À l’issue d’un mois de teasing et de rumeurs, le voile tombe enfin : Google compte bien s’attaquer au marché du jeu vidéo, et pour ce faire le géant de Mountain View mise sur Stadia, un service de streaming qui veut « offrir le meilleur du jeu vidéo à tous« .  

On s’attendait à voir un énième service de streaming de jeu vidéo. Mais non, Google a décidé de bander les muscles et de s’appuyer sur son hégémonie sur le web afin de jouer les rouleaux compresseurs sur le marché du jeu vidéo. Lors de sa conférence à la GDC 2019, la firme de Mountain View est arrivée avec Stadia, une nouvelle plateforme vidéoludique bourrée de promesses.

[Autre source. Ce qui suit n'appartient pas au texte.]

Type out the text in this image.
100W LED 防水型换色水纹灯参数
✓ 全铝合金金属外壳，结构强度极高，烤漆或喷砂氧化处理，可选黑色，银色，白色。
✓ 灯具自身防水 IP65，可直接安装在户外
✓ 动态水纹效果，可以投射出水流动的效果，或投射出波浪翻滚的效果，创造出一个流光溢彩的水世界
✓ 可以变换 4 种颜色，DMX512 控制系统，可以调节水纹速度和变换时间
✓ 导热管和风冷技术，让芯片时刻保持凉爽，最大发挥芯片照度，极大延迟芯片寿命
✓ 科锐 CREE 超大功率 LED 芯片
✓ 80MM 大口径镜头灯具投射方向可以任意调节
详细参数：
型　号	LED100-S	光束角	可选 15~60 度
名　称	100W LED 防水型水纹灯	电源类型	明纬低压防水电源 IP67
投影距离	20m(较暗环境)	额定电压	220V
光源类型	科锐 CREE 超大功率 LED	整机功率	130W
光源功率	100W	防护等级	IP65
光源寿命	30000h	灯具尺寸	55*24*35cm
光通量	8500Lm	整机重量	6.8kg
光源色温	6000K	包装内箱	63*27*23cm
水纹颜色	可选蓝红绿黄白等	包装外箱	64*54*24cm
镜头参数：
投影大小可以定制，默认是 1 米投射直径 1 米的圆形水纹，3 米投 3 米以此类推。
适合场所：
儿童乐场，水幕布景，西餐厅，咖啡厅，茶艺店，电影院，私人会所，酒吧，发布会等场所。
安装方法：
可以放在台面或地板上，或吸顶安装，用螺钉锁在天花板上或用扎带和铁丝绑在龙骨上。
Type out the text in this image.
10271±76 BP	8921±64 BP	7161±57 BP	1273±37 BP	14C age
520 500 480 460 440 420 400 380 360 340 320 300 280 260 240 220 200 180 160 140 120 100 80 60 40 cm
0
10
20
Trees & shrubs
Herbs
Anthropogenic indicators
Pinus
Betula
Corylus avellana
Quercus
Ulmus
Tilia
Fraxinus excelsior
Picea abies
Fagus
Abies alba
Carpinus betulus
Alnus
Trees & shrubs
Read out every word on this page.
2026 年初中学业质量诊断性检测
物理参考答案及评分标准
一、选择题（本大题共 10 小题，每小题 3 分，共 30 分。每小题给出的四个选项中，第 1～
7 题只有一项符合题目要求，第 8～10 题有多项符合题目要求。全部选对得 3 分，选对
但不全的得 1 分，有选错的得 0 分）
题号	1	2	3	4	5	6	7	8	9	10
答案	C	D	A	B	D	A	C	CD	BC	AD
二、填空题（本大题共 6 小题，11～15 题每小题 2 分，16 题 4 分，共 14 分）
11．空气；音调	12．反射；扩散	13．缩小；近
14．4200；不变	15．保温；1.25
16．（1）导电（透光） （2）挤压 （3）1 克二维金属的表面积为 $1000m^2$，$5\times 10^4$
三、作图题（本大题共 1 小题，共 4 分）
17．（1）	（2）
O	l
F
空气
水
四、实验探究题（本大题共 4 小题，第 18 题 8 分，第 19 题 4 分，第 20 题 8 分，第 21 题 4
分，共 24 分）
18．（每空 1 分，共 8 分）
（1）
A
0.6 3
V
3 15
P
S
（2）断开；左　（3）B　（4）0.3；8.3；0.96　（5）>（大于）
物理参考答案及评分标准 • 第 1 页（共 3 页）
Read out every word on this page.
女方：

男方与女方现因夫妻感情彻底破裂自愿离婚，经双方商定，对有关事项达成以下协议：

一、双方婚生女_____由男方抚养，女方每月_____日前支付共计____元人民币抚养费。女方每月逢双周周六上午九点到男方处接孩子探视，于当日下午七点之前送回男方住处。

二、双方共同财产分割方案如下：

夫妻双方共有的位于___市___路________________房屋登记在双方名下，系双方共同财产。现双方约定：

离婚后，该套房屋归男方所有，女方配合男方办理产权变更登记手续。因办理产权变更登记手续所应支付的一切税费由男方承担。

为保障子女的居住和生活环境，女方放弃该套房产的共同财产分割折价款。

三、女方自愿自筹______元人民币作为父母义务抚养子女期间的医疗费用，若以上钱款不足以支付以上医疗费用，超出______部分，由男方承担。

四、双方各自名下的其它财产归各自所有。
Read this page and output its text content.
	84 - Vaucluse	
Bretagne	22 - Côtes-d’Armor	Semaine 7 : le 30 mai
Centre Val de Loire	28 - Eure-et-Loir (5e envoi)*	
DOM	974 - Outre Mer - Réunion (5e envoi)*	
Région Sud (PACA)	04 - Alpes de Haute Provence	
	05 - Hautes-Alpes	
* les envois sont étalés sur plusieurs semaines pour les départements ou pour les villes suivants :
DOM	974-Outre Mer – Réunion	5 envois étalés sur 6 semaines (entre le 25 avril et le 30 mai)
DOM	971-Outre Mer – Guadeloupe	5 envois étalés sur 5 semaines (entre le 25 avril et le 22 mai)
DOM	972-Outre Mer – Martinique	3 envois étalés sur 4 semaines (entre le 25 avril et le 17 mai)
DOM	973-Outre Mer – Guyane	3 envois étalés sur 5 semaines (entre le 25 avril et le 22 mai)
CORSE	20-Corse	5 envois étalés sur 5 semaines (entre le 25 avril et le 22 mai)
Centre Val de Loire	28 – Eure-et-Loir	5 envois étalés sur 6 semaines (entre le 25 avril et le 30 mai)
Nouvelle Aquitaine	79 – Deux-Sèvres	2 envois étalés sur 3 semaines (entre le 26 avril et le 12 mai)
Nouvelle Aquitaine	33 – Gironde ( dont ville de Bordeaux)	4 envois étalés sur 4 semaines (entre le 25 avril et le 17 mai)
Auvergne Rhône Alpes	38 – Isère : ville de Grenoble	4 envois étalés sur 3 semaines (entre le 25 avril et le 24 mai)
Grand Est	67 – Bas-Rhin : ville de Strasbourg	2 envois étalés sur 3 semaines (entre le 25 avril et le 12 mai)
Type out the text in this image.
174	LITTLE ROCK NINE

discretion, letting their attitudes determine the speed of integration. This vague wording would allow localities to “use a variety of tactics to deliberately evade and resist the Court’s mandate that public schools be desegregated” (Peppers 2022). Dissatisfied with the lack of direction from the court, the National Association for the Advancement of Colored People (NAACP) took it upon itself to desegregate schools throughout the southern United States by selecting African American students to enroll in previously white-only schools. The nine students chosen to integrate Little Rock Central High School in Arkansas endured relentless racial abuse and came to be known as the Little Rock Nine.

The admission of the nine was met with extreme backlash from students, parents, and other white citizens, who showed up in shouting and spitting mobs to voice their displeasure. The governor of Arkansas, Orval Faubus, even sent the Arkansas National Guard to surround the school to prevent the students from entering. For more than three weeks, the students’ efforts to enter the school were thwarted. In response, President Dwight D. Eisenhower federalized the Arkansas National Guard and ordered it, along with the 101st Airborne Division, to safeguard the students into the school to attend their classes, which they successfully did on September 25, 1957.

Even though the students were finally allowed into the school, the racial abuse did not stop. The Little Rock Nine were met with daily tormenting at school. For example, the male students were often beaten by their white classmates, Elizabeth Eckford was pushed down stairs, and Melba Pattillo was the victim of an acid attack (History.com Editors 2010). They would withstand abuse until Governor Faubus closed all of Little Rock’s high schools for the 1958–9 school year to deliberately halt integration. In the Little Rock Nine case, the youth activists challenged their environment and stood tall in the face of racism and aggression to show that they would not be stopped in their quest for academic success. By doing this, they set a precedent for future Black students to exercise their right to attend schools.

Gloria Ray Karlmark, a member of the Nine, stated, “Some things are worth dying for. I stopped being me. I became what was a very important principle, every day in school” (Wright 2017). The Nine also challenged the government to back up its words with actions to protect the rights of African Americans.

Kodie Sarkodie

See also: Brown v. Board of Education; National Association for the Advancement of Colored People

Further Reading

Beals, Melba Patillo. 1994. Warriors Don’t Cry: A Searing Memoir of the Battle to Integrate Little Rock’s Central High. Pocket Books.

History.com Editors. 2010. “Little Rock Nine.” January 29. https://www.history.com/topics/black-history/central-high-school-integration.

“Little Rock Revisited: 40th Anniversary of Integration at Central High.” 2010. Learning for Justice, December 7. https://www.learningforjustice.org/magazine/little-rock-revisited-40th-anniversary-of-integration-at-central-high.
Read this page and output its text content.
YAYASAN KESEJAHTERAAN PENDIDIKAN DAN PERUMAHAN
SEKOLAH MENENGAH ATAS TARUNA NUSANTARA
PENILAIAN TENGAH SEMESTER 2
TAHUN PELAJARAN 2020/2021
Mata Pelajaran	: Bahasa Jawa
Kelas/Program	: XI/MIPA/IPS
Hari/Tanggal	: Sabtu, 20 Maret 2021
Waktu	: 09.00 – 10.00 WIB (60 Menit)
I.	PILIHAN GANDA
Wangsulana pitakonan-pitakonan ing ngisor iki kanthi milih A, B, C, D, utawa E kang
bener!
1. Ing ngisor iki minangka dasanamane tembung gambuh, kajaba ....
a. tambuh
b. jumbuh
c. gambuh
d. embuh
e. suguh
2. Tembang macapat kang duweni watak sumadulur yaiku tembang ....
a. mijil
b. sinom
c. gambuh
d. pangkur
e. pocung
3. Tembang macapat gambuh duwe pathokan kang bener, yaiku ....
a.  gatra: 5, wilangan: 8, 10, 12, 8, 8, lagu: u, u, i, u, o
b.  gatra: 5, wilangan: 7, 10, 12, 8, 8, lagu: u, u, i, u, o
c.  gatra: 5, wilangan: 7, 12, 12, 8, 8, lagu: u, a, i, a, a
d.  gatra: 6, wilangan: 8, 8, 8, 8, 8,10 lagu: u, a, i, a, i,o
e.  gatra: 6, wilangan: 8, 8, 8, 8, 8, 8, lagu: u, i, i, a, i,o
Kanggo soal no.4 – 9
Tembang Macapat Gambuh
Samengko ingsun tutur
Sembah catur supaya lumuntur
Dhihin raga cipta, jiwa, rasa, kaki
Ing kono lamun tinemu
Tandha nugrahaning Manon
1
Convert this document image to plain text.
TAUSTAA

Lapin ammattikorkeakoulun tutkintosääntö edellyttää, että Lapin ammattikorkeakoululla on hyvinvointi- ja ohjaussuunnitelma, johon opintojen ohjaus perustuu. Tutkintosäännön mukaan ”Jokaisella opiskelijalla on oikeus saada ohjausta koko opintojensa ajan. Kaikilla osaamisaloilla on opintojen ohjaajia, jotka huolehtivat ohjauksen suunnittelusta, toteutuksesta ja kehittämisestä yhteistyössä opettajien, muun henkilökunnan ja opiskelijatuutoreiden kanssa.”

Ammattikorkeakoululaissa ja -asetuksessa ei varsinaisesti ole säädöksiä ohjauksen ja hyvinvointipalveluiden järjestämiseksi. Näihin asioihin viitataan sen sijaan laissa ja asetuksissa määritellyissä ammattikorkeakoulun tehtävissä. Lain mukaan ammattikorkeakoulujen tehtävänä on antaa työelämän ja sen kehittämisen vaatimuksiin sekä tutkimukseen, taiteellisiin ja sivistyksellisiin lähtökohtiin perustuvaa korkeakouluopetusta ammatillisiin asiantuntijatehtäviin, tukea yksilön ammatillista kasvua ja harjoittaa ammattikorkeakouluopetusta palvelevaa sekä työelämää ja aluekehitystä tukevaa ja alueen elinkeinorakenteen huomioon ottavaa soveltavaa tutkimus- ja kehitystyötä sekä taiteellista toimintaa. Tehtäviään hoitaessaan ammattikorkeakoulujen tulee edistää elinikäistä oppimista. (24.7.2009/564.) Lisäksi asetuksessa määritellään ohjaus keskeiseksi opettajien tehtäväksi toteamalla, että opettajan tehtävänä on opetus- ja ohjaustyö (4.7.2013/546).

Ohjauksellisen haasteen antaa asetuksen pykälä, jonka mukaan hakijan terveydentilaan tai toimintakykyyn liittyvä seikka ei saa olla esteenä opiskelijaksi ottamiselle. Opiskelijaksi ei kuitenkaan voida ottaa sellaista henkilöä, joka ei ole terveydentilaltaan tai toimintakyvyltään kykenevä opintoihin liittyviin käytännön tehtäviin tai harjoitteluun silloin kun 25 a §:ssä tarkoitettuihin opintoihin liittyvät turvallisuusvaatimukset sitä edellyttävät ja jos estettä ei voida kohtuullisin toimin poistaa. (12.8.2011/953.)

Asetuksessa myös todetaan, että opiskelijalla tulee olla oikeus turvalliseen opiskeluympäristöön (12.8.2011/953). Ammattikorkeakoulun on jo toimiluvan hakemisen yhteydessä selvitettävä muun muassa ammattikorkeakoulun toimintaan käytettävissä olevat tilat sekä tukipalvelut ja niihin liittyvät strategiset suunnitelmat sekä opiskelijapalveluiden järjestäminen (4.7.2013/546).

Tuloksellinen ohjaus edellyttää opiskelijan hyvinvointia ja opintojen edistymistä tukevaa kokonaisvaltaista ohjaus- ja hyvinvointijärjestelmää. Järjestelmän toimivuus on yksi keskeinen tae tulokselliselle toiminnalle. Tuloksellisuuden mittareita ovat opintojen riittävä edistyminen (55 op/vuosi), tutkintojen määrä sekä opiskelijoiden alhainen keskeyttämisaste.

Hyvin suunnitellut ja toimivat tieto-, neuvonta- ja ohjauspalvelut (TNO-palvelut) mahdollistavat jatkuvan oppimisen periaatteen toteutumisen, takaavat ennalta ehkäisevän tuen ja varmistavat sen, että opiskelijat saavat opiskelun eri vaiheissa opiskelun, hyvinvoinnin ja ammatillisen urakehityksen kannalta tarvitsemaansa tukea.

Les data centers comme plateforme de jeu

Pour permettre « à tous » de profiter de Stadia correctement, Google s’appuie sur la puissance d’un réseau de data centers couvrant 19 régions du monde, découpées en 58 zones géographiques.

Côté GPU, Google est allé toquer à la porte d’AMD. Résultat : là où la PS4 Pro s’appuie sur un GPU de 4,2 Tflops, et la Xbox One X sur un GPU de 6 Tflops, Stadia peut se vanter d’un solide 10,7 Tflops, soit la puissance combinée de la génération actuelle de console de salon.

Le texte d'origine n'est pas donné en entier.